# Milton Magalhães

Como se fosse antigamente...

6 de Fevereiro de 2021 às 11:20

Fui ver a cara da rua, só então vi que chovia...antes de me assentar sob uma marquise, olho para as pessoas que passam, constatando que não conheço ninguém dos passantes, exceto o Costela, mas ele está olhando para outro lado, não posso cumprimentá-lo, me assento por ali. Sou daqueles que considera uma afronta, passar por um amigo e não soltar pelo menos um “tudo bem?" "Como vai?"

Entretanto a cidade cresceu demograficamente. Só o sr. IBGE é que não vê. Somos mais de 100 mil habitantes. 91.449 é conversa pra boi dormir.

Sou de um tempo em que se saia ás ruas, saudando as pessoas. Eram todos conhecidos. Hoje, bicho do céu! Ando pela Rui Barbosa, Presidente Vargas, Faria Pereira, vejo poucos semblantes familiares. Eu com esta mania de cumprimentar todo mundo, não conheço este, nunca vi aquele, aquele outro, que estranho, parece até de outro país e por ai vai.

Agora, tem uma coisa que preciso dizer. Pode acontecer de alguém me enviar uma saudação e ficar no vácuo. “Cara metido, esse Milton." Não, cego e distraído mesmo. Já falei que um dia confundi um hidrante com um cachorro. Cheguei perto, ri sozinho da cena.

Porém, quem tem uma filha que se chama Melva, enxerga mal por que quer. Portanto, Já fiz exame de vista e foi lá em UDIA, inclusive a oftalmologista dos olhos verdes que me atendeu, me deixou meio avexado. “ Vamos ver o que o senhor tem nos olhinhos”. "Abra os olhinho direito".
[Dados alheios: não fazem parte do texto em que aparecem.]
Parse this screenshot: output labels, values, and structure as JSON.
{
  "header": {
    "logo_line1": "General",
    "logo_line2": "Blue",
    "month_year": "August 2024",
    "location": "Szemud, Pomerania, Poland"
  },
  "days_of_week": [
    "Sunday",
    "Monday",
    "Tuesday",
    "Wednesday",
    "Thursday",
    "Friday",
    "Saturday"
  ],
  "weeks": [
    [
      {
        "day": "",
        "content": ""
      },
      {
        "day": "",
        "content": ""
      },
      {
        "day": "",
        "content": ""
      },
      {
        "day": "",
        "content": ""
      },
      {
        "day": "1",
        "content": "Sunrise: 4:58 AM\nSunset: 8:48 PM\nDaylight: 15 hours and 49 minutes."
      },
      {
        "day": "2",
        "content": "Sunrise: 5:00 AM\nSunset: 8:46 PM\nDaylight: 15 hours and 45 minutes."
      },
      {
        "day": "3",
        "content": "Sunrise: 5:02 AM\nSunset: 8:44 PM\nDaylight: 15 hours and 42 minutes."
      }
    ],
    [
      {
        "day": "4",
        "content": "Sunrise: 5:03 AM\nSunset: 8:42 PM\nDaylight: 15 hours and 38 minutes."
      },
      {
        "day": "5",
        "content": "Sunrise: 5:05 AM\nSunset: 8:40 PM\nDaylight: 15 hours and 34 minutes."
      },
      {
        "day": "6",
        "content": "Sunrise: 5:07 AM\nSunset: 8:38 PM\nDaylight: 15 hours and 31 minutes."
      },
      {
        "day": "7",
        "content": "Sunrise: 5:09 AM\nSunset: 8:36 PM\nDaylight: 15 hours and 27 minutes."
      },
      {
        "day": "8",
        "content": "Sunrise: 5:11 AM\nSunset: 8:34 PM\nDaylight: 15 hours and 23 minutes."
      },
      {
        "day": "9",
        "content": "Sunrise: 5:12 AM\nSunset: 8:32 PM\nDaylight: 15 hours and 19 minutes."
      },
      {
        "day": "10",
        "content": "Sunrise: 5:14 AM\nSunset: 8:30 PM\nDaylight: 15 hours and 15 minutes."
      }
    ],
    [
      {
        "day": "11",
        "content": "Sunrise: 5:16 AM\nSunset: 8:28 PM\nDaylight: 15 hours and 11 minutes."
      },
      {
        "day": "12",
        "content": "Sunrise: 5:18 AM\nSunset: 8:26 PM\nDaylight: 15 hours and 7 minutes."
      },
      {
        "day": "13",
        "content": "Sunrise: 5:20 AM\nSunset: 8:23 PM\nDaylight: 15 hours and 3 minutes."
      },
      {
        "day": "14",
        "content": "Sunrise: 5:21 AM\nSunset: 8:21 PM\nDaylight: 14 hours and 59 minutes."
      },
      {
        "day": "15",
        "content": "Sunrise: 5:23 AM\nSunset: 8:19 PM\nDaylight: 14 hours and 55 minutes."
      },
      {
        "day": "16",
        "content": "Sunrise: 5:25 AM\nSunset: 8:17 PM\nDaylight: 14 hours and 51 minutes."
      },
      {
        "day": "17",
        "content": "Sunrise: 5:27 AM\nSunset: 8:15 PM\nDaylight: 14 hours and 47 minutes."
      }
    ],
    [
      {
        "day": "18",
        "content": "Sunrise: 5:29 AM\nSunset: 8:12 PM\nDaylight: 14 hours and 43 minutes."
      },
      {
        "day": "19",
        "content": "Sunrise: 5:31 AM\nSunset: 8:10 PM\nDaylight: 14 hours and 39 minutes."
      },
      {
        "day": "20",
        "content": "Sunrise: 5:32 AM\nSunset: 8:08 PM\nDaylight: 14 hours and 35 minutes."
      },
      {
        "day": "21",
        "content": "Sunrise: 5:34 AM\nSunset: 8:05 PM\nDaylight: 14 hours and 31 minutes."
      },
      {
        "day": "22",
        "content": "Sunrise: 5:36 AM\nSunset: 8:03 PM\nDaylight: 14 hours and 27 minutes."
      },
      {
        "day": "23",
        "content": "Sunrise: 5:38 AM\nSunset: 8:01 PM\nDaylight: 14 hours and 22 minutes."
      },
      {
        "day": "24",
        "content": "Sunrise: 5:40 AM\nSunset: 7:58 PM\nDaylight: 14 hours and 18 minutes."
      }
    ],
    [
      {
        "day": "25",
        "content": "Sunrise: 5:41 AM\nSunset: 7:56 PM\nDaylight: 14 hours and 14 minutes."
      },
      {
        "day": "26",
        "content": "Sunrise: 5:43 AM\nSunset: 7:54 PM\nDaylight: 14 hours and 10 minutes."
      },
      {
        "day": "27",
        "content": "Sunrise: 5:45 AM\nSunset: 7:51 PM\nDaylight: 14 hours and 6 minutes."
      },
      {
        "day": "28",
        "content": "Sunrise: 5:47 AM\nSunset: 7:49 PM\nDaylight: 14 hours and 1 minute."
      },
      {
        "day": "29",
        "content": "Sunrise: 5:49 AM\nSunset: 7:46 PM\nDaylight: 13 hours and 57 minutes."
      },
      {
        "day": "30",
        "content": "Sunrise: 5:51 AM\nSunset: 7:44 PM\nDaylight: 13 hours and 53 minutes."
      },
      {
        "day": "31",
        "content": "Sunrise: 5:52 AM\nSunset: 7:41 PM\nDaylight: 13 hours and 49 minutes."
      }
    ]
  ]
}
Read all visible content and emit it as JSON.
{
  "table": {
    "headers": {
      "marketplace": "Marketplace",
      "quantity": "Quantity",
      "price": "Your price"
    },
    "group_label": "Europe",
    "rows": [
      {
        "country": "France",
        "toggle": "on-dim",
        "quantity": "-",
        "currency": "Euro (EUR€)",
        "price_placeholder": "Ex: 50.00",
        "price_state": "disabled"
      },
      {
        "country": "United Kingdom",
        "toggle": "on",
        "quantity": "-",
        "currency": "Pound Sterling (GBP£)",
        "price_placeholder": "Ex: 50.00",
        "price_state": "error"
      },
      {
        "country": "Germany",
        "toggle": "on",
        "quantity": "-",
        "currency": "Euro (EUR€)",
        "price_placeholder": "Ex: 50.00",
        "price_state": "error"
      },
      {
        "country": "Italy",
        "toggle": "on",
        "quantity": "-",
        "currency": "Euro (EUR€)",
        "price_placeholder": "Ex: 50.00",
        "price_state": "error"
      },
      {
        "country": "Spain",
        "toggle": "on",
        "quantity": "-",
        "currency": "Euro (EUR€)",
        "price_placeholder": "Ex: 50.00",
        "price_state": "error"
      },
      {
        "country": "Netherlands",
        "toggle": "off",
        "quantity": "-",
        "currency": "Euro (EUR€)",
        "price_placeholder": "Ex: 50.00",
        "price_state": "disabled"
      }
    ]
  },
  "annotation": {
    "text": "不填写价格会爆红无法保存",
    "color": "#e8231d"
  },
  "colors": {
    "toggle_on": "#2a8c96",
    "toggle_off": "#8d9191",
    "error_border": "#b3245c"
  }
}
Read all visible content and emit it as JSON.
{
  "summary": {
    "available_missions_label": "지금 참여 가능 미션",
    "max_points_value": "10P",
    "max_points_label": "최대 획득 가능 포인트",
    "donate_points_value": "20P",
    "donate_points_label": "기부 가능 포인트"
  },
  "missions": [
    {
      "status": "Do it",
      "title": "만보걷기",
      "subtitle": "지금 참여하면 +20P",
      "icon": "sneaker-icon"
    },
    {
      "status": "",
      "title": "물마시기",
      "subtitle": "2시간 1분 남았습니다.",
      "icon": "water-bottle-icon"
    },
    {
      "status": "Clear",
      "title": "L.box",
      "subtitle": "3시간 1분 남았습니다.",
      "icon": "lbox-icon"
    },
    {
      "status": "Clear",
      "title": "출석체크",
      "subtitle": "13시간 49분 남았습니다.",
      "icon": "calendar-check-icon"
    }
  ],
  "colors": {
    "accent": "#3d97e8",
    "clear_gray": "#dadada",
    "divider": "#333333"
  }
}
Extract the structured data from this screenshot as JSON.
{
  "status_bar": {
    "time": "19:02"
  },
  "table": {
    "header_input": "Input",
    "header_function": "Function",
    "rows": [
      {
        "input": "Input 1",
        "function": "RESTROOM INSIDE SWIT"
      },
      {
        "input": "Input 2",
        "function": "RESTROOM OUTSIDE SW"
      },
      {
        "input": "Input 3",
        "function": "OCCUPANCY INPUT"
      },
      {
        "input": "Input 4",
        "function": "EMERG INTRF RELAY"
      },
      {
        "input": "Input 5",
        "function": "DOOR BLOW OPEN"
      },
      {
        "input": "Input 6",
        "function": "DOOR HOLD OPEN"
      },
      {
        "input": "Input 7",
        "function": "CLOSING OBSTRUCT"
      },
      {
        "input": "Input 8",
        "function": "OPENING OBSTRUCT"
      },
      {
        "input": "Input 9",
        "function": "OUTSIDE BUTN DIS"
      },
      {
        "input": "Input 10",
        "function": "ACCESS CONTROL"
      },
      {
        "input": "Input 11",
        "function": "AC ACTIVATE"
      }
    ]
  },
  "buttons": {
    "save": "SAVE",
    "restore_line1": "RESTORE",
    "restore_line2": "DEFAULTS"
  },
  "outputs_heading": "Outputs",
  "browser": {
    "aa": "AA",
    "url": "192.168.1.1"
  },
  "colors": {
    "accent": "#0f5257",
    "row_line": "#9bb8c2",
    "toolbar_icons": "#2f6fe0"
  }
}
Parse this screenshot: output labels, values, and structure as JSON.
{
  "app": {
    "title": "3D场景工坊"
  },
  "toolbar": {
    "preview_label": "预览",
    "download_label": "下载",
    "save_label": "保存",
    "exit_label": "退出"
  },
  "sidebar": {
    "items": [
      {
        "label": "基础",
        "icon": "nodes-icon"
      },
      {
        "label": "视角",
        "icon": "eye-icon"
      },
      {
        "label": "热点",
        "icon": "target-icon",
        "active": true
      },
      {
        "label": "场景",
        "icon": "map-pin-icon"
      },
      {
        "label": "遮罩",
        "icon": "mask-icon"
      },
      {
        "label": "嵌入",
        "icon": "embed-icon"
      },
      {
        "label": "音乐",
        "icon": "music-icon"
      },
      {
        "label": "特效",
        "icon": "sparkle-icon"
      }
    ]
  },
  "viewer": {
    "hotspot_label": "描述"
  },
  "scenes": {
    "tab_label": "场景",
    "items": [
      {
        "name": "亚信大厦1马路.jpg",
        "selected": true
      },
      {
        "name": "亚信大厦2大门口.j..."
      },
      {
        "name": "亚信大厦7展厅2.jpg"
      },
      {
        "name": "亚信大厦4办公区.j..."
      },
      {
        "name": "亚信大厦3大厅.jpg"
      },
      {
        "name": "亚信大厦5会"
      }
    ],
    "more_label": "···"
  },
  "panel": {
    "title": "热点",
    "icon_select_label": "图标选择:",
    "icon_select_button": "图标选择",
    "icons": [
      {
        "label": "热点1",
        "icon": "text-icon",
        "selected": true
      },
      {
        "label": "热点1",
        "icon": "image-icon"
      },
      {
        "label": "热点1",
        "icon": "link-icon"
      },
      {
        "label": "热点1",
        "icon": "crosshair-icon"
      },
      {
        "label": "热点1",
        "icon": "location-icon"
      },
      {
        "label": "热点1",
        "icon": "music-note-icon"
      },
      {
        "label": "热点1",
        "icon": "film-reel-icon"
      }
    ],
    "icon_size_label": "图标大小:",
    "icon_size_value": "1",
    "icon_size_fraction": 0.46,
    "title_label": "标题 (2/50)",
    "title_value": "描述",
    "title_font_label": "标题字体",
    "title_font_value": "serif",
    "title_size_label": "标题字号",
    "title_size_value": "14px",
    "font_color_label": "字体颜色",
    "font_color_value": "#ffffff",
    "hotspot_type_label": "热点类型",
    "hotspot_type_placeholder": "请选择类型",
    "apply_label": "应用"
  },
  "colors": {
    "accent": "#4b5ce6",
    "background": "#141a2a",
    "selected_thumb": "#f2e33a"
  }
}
Era muito expressiva. E deve gostar muito do que faz. Final de expediente, me atendeu, com atenção e fineza. Sai de lá com uma receita. Alguém comprou os óculos pra mim.

Só que veio o velho coronavírus ( Alguém ainda chama isto de novo) e constatei que óculos e máscara não combinam

Meu bafo embaça a lente toda. Uma estrovenga.

Por enquanto, fico só com a “fucinheira” mesmo.

Bom. Tenho alguns minutos na hora do café em meu trabalho, conforme disse, ás vezes, vou ver a cara da rua para espairecer.

Hoje, no entanto, chovia... Chuva fina e fria..

Já que não conheço ninguém e ninguém me conhece, recorro ao celular, principalmente, para verificar , o obituário, não está fácil perder tanta gente querida para este coronavil...

Naquilo que tento acessar alguma informação, vejo que uma senhora para na minha frente. Olho pra ela, me cumprimenta. Ela fica por ali. Notei que queria conversar. Sou todo ouvido. Falo e ouço...

Falo a linguagem dela. Isto porque, tem gente que sabe conversar com um idoso, é uma lástima, pois só fala abobrinha. Só sabe tirar sarro nas pessoas, só sabe falar gírias. Prosa ruim. Trata a pessoas idosa como se fosse uma criança. Pior. Trata como se fosse invisível, ou um traste.

O que conversamos. Claro sobre a pandemia. Ela pede a Deus uma vacina, quer viver. Olho para seu rosto enquanto fala, acho que já é octogenária. As pernas lhe doi muito. O sapatilha parece que lhe aperta o pé. Sugiro que caminhe bem devagar.

Me fala que mora no Bairro Matinha, foi ao centro da cidade. Disseram que fosse de coletivo, mas ela está evitando aglomeração. Sabe das irresponsabilidades que rola:“ Viu estes baile fanks, todos sem máscaras. As pessoas mais velhas ficam trancadas em casa, eles vão lá buscar o bichinho”

Lembra de coisas que seu pai dizia. Anda acontecendo pior. “Viu aquela nuvem de gafanhoto lá no Sul?. Ainda bem que aquilo desviou pra lá. Imagina se ataca nossas lavouras. Essa doença terrível e ainda a fome”

Fico ouvindo-a, admirado. Ela não ficou com medo de mim...

Conversamos como dois conhecidos. Como se fazia antigamente, quando a cidade era pequena... Naquele tempo uma senhora podia parar e conversar com alguém na rua na certeza de que não se tratava de um ladrão. Uma menina/moça podia conversar com um respeitoso senhor, não era uma velho safado dos tantos que existem hoje.

Não marquei, mas talvez ficamos uns dez minutos um em frente do outro, ( Observando o distanciamento)

Ela se despediu, me deixou um “fica com Deus” (como antigamente) Desceu a rua com sua sombrinha colorida...

Chovia..

Me lembrei de Quintana:

“Sempre que chove, tudo faz tanto tempo... E qualquer poema que acaso eu escreva, vem sempre datado de 1779!”